Automated trading, particularly by high frequency trading firms (HFTs), has been the focus of considerable debate since the release of Michael Lewis’ Flash Boys. Lewis accuses HFTs of having an unfair advantage over other market participants because their trading speed enables HFTs to identify trading patterns in advance of their execution. In his book, Lewis questions the speed of the HFT model and whether HFTs are essentially front running because of their ability to execute trades in speeds never seen before.
Regulation AT does not single out HFTs for specialized regulatory treatment. The proposal does not define HFTs nor does it treat them differently than any other trader using a trading algorithm. Regulation AT is not intended to slow down HFT trading and it does not restrict any particular trading strategy. It does not restrict co-location or limit direct high speed access to the DCMs. And it does not require the CFTC or any other entity to approve an HFT’s trading strategy before deployment in the markets. Instead, this modest proposal is designed to ensure that the markets are protected from untested and malfunctioning trading systems.

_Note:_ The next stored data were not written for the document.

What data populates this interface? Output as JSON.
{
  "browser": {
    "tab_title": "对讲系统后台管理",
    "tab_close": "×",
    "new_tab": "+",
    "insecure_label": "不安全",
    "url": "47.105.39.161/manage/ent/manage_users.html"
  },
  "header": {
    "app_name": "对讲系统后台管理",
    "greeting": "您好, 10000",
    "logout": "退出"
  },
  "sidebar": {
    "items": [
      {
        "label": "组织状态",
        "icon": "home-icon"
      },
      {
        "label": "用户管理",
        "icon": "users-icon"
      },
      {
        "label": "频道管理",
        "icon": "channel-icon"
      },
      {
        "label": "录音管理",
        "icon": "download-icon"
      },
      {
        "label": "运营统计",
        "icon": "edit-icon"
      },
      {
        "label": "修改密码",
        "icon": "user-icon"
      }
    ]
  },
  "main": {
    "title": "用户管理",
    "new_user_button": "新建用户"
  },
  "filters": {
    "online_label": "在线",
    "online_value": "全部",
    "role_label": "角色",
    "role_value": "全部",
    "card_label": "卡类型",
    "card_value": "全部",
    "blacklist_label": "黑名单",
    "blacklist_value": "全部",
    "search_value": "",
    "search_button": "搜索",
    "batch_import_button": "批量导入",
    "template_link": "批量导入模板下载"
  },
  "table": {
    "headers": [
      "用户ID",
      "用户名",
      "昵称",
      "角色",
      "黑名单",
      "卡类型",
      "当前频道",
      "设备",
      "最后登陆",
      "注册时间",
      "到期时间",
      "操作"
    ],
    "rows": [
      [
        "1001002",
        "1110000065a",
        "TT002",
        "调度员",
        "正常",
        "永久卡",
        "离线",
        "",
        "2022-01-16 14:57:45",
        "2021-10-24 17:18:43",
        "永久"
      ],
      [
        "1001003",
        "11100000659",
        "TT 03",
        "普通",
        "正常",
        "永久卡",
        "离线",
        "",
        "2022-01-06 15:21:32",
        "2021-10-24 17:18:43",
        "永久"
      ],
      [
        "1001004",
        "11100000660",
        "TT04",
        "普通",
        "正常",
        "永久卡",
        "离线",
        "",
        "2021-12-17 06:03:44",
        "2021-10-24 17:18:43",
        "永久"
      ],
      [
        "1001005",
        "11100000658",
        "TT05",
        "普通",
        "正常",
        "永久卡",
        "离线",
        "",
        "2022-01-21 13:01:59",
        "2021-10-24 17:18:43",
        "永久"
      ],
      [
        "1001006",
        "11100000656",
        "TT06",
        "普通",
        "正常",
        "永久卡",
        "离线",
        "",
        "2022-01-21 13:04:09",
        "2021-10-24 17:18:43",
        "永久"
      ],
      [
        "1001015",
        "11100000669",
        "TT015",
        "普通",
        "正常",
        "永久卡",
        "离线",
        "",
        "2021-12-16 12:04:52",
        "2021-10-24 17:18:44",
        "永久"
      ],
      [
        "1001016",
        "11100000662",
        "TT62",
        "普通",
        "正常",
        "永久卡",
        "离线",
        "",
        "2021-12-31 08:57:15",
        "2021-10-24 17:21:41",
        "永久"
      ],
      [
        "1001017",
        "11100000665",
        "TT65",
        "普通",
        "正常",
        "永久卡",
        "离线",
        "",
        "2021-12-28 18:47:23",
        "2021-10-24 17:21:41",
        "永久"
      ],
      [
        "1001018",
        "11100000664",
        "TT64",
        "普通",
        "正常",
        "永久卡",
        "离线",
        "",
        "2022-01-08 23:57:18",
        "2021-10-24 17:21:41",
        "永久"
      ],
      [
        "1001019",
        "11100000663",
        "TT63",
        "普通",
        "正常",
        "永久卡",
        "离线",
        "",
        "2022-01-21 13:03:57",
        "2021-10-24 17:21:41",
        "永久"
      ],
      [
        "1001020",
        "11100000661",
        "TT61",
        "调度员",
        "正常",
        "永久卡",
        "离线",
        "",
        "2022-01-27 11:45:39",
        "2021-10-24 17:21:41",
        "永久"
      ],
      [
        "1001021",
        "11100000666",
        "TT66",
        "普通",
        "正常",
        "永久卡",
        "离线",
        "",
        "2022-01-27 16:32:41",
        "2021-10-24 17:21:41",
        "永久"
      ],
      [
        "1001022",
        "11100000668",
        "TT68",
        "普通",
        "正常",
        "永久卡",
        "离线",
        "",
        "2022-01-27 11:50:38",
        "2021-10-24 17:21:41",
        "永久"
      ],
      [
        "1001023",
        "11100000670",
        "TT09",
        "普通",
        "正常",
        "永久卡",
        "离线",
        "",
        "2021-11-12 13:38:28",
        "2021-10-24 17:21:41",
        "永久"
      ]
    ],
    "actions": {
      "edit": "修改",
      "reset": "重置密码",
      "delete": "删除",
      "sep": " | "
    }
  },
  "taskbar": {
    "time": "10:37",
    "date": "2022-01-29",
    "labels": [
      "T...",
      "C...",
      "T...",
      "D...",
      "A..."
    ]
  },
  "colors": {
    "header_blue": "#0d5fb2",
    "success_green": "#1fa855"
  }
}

This NOPR is an important first step in protecting the markets by requiring pre-trade risk controls. Responsible algorithmic traders, including HFTs, have little to fear from this proposal. Many HFTs are already registered with the Commission. As Commissioner Giancarlo noted, today most leading algorithmic trading companies test their algorithms in advance of deployment for the simple reason that if the algorithm does not function as designed the company will face potential unnecessary losses. While access to computer source code does give the CFTC and the Department of Justice unprecedented access to the trading firms product, the CFTC has long dealt with highly sensitive proprietary information during the course of Enforcement investigations.
The CFTC announced that there will be a 90-day public comment period for the proposed rules.